Wednesday, September 19, 2007

Participatory Management and Planning

Participatory Management is the practice of empowering employees to participate in organizational decision making.

This practice grew out of the human relations movement in the 1920s, and is based on some of the principles discovered by scholars doing research in management and organization studies, such as the Hawthorne Effect.

While senior managers still retain final decision making authority when participatory management is practiced, employees are encouraged to voice their opinions about their working conditions in a safe environment, protected from the potential defensiveness of middle managers who they might criticize.

In the 1990s, participatory management was revived in a different form through advocacy of organizational learning practices, particularly by clients and students of Peter Senge.

There is some criticism of participatory management , particularly because it is difficult to combine this practice with a more financially oriented approach to restructuring that may require downsizing.

To ensure that a matrix based organization functions properly according to business processes, a wholesale change in management philosophy is needed.
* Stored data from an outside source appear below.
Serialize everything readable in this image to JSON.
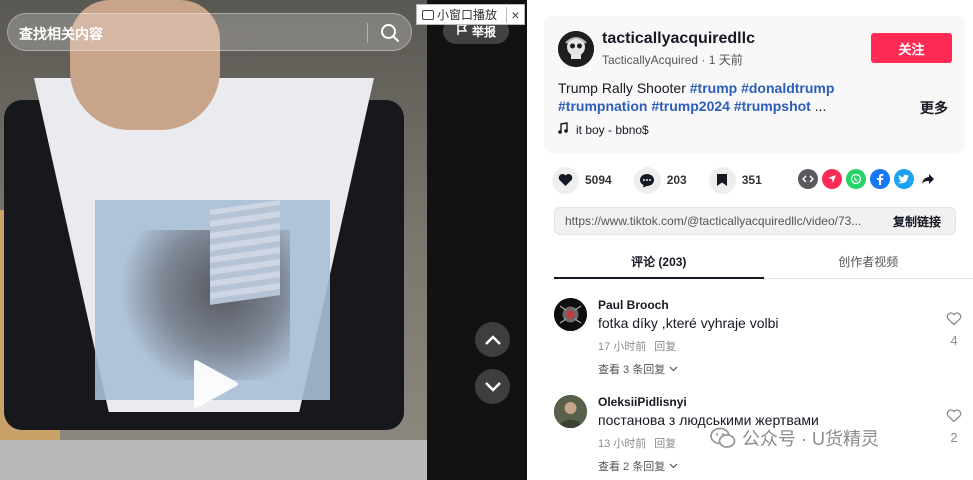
{
  "video": {
    "search_placeholder": "查找相关内容",
    "pip_label": "小窗口播放",
    "pip_close": "×",
    "report_label": "举报"
  },
  "author": {
    "display_name": "tacticallyacquiredllc",
    "handle": "TacticallyAcquired",
    "time_ago": "1 天前",
    "follow_label": "关注"
  },
  "post": {
    "title": "Trump Rally Shooter",
    "hashtags": [
      "#trump",
      "#donaldtrump",
      "#trumpnation",
      "#trump2024",
      "#trumpshot"
    ],
    "ellipsis": "...",
    "more_label": "更多",
    "music": "it boy - bbno$"
  },
  "stats": {
    "likes": "5094",
    "comments": "203",
    "saves": "351"
  },
  "share": {
    "link": "https://www.tiktok.com/@tacticallyacquiredllc/video/73...",
    "copy_label": "复制链接"
  },
  "tabs": [
    {
      "label": "评论 (203)",
      "active": true
    },
    {
      "label": "创作者视频",
      "active": false
    }
  ],
  "comments": [
    {
      "author": "Paul Brooch",
      "text": "fotka díky ,které vyhraje volbi",
      "time": "17 小时前",
      "reply_label": "回复",
      "replies_label": "查看 3 条回复",
      "likes": "4"
    },
    {
      "author": "OleksiiPidlisnyi",
      "text": "постанова з людськими жертвами",
      "time": "13 小时前",
      "reply_label": "回复",
      "replies_label": "查看 2 条回复",
      "likes": "2"
    }
  ],
  "watermark": {
    "text": "公众号 · U货精灵"
  },
  "colors": {
    "accent": "#fe2c55",
    "hashtag": "#2b5db9"
  }
}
Participatory management has to be introduced in which power is shared, everyone is given an opportunity to participate, work is conducted by consensus and multidisciplinary teams are utilized to implement processes.

Working in teams is not easy if the current hierarchical culture is maintained.

In order for a work team to be successful, the following are required of supervisors and team members alike:

Team Respect

Each member of the team has been selected because he or she has something to contribute towards achieving the objectives that have been set. Accordingly, regardless of the person's hierarchical ranking or academic qualifications, he or she must be respected and must respect the other members of the team.

Team Confidence

Confidence must be placed in each person's capabilities and in what he or she is able to and undertakes to contribute.

Sharing of Skills and Knowledge.

Since the team is multidisciplinary, each team member has to share his or her own knowledge and skills by teaching them to the other team members, and has to learn from the others any skills and knowledge that he or she does not possess.

Active Participation.

The group has to create a working dynamic such that everyone is able to take an active part. Anyone who does not take part is superfluous: the group does not need that person.

Everyone's Role

The knowledge that everyone depends on the group and that the group depends on everyone. Everyone has to learn that success or failure does not depend on him or her alone, but on each and every member. Everyone needs to learn to rely on everyone else.

Responsibility

If success or failure depends on each member of the team, each must possess the sense of responsibility necessary to do his or her part and not to detract from the group's performance.

Leadership

Any group, no matter how self managed it may be, needs a leader who can serve as a guide, who can coordinate all the areas mentioned above and who can serve as the link between the group and the company's top management.